Driving to school this morning, my three-year-old daughter made a very difficult request: she wanted to listen to "woman music" on the radio, i.e., music with a female vocalist.  I knew that this would be difficult, from long experience, and so the search itself has become a game, in which we classify each channel as it scans past: "Man music, advertising, advertising, man music, man music, only instruments, advertising, man music..." Eventually, after twice around the dial, we found a song, in which the singer was saying something about making a painting in which she and her man would be trapped in perfect bliss.  The point, however, is that it was remarkably hard to find, as it usually is.

To me, this is a perfect example of a third-wave feminist issue.  I am certain that there is no intentional conspiracy across the various broadcasters to deny female artists a spot on the radio.  Rather, I expect that this is more a case of market optimization, implicit bias, and apathy.  And that's the way in which I understand the three main "waves" of feminism: the first wave was obtaining legal personhood (e.g., voting, property rights), the second wave was removing other formal barriers to entry (e.g., opening up male-only jobs), and the third wave is noticing things and saying: "Hey, some things are still really gender-biased!

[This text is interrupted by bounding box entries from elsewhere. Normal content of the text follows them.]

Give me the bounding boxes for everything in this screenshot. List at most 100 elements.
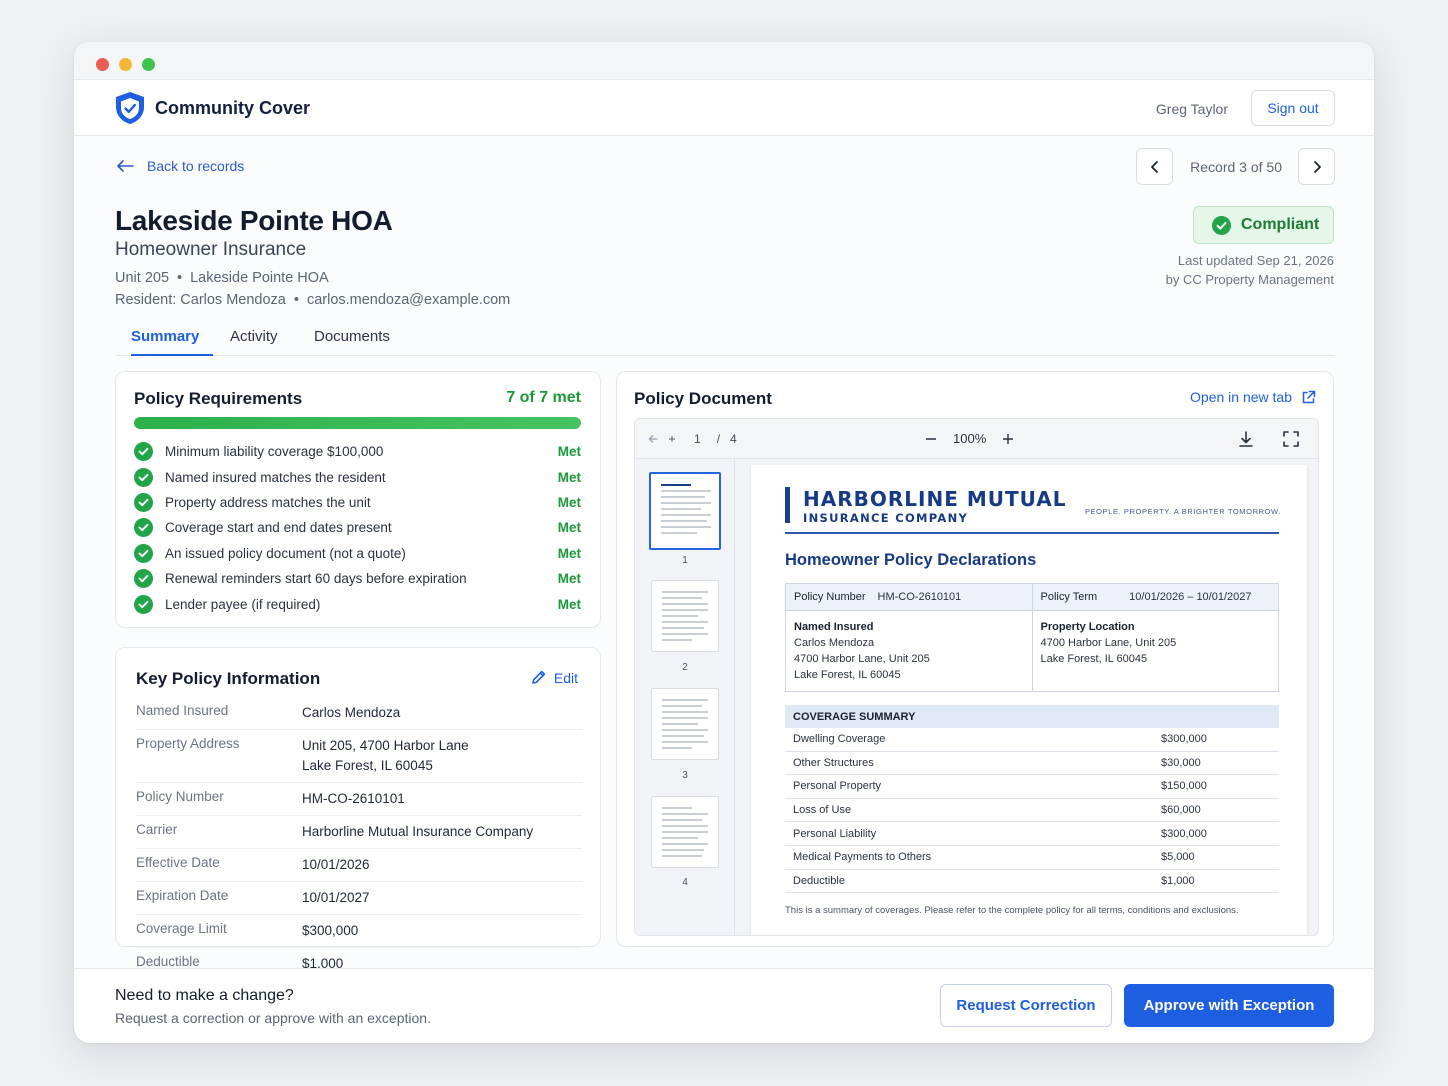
- coverage-note: This is a summary of coverages. Please r…: [785, 905, 1239, 916]
- next-record-button[interactable]: [1298, 148, 1335, 185]
- requirement-row: An issued policy document (not a quote) M…: [134, 541, 581, 566]
- arrow-left-icon[interactable]: [648, 434, 658, 444]
- current-page[interactable]: 1: [694, 432, 701, 446]
- coverage-summary-header: COVERAGE SUMMARY: [785, 705, 1279, 728]
- pencil-icon: [532, 670, 546, 684]
- key-info-row: Expiration Date 10/01/2027: [136, 882, 582, 915]
- policy-term-cell: Policy Term 10/01/2026 – 10/01/2027: [1031, 584, 1278, 610]
- check-circle-icon: [134, 492, 153, 512]
- key-info-row: Property Address Unit 205, 4700 Harbor La…: [136, 730, 582, 783]
- total-pages: 4: [730, 432, 737, 446]
- expiration-date-key: Expiration Date: [136, 888, 229, 903]
- requirement-label: Minimum liability coverage $100,000: [165, 444, 384, 460]
- plus-small-icon[interactable]: [668, 435, 676, 443]
- maximize-window-button[interactable]: [142, 58, 155, 71]
- resident-email: carlos.mendoza@example.com: [306, 292, 511, 308]
- carrier-value: Harborline Mutual Insurance Company: [302, 824, 534, 839]
- thumbnail-number: 2: [682, 662, 688, 673]
- thumbnail-number: 4: [682, 877, 688, 888]
- approve-with-exception-button[interactable]: Approve with Exception: [1124, 984, 1334, 1027]
- last-updated-date: Last updated Sep 21, 2026: [1177, 253, 1334, 268]
- minimize-window-button[interactable]: [119, 58, 132, 71]
- doc-policy-number-label: Policy Number: [794, 591, 866, 603]
- requirement-label: Lender payee (if required): [165, 596, 321, 612]
- letterhead-rule: [785, 532, 1279, 534]
- key-info-list: Named Insured Carlos Mendoza Property Add…: [136, 697, 582, 980]
- coverage-value: $150,000: [1161, 780, 1207, 793]
- page-thumbnail-2[interactable]: [651, 580, 719, 652]
- open-in-new-tab-label: Open in new tab: [1190, 389, 1292, 405]
- doc-policy-term-label: Policy Term: [1040, 591, 1098, 603]
- page-thumbnail-3[interactable]: [651, 688, 719, 760]
- key-info-row: Coverage Limit $300,000: [136, 915, 582, 948]
- named-insured-value: Carlos Mendoza: [302, 705, 401, 720]
- last-updated: Last updated Sep 21, 2026 by CC Property…: [1166, 251, 1334, 289]
- requirement-status: Met: [557, 520, 581, 536]
- requirements-progress-bar: [134, 417, 581, 429]
- document-page: HARBORLINE MUTUAL INSURANCE COMPANY PEOP…: [751, 465, 1307, 935]
- key-policy-information-card: Key Policy Information Edit Named Insure…: [115, 647, 601, 971]
- declarations-table: Policy Number HM-CO-2610101 Policy Term 10…: [785, 583, 1279, 692]
- fullscreen-icon[interactable]: [1281, 429, 1301, 449]
- property-address-value: Unit 205, 4700 Harbor Lane Lake Forest, I…: [302, 736, 582, 776]
- requirement-status: Met: [557, 545, 581, 561]
- open-in-new-tab-link[interactable]: Open in new tab: [1190, 389, 1316, 405]
- document-heading: Homeowner Policy Declarations: [785, 551, 1037, 569]
- requirement-row: Minimum liability coverage $100,000 Met: [134, 439, 581, 464]
- requirement-label: Coverage start and end dates present: [165, 520, 392, 536]
- sign-out-button[interactable]: Sign out: [1251, 90, 1335, 126]
- zoom-out-icon[interactable]: [925, 433, 937, 445]
- letterhead-bar: [785, 487, 790, 523]
- requirement-label: Named insured matches the resident: [165, 469, 386, 485]
- back-to-records-link[interactable]: Back to records: [115, 158, 244, 174]
- tab-documents[interactable]: Documents: [314, 328, 390, 356]
- coverage-value: $60,000: [1161, 804, 1201, 817]
- coverage-summary-table: Dwelling Coverage $300,000 Other Structur…: [785, 728, 1279, 894]
- last-updated-by: by CC Property Management: [1165, 272, 1334, 287]
- property-address-line1: Unit 205, 4700 Harbor Lane: [302, 738, 469, 753]
- zoom-in-icon[interactable]: [1002, 433, 1014, 445]
- edit-button[interactable]: Edit: [530, 669, 578, 686]
- status-badge: Compliant: [1193, 206, 1334, 244]
- doc-policy-number: HM-CO-2610101: [877, 591, 962, 603]
- doc-named-insured-label: Named Insured: [794, 621, 874, 633]
- document-title: Policy Document: [634, 389, 772, 408]
- requirement-status: Met: [557, 469, 581, 485]
- requirement-status: Met: [557, 596, 581, 612]
- page-navigator: 1 / 4: [648, 432, 737, 446]
- requirement-status: Met: [557, 494, 581, 510]
- coverage-label: Dwelling Coverage: [793, 733, 886, 746]
- document-company-name: HARBORLINE MUTUAL: [803, 487, 1067, 511]
- coverage-row: Personal Liability $300,000: [785, 822, 1279, 846]
- requirement-row: Named insured matches the resident Met: [134, 464, 581, 489]
- check-circle-icon: [134, 442, 153, 462]
- record-position: Record 3 of 50: [1190, 159, 1282, 175]
- coverage-value: $300,000: [1161, 827, 1207, 840]
- coverage-value: $30,000: [1161, 756, 1201, 769]
- page-thumbnail-4[interactable]: [651, 796, 719, 868]
- doc-named-insured-line: Lake Forest, IL 60045: [794, 669, 901, 681]
- coverage-limit-value: $300,000: [302, 923, 359, 938]
- key-info-row: Effective Date 10/01/2026: [136, 849, 582, 882]
- request-correction-button[interactable]: Request Correction: [940, 984, 1112, 1027]
- tab-summary[interactable]: Summary: [131, 328, 213, 356]
- effective-date-key: Effective Date: [136, 855, 220, 870]
- window-titlebar: [74, 42, 1374, 80]
- doc-property-location-line: Lake Forest, IL 60045: [1040, 653, 1148, 665]
- coverage-row: Loss of Use $60,000: [785, 799, 1279, 823]
- previous-record-button[interactable]: [1136, 148, 1173, 185]
- coverage-value: $1,000: [1161, 874, 1195, 887]
- download-icon[interactable]: [1236, 429, 1256, 449]
- user-name: Greg Taylor: [1155, 101, 1228, 117]
- doc-named-insured-line: Carlos Mendoza: [794, 637, 875, 649]
- arrow-left-icon: [117, 160, 134, 172]
- page-thumbnail-1[interactable]: [649, 472, 721, 550]
- declarations-header-row: Policy Number HM-CO-2610101 Policy Term 10…: [786, 584, 1278, 610]
- footer-title: Need to make a change?: [115, 987, 294, 1004]
- coverage-label: Other Structures: [793, 756, 874, 769]
- carrier-key: Carrier: [136, 822, 178, 837]
- community-label: Lakeside Pointe HOA: [190, 270, 329, 286]
- page-thumbnails: 1 2 3 4: [635, 459, 735, 935]
- tab-activity[interactable]: Activity: [230, 328, 278, 356]
- close-window-button[interactable]: [96, 58, 109, 71]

What's going on?"

At this point, once you've noticed a strong gender-bias somewhere, there are three basic responses:
  1. Decide to ignore the issue.
  2. Look for a reason why it's "right" that something should be strongly gender-biased.
  3. Acknowledge the issue and try to figure out how to respond it.
Right now, the best I know how to do with the lack of women's voices on the radio is to call my daughter's attention to it and help her to become a critic of media, as well as enjoying the parts she likes.  At other times, we simply get our music from other sources, where we have more control of what we hear.  There's no one right solution in parenting, and it's an always shifting ground based on how your child is currently understanding their environment.  I'd prefer if the radio broadcasts could be changed, but I don't have leverage on that problem, and it's not where I'm going to choose to invest my energy right now---thus opening myself, of course, to criticism that I'm choosing to ignore the issue.

If the owners of radio stations chose to, however, reducing gender bias would be quite easy to do: there's lots of awesome female artists out there, just like there's lots of awesome male artists, and it would be pretty easy to simply adjust the playlists to be more balanced.  In fact, two genres already appear be quite balanced: evangelical and club/electronica.  It's strange to me that from such opposite ends of the political spectrum comes a balance, but there it is, as well as clear evidence that it need not be that hard to do. Right now, however, everywhere that I've encountered them, rock, country, alternative, metal, easy listening, and oldies all appear to be quite heavily male in their playlists.

And yet, and yet: still my daughter yearns to hear women's voices, and it's very hard for her to find them on the radio.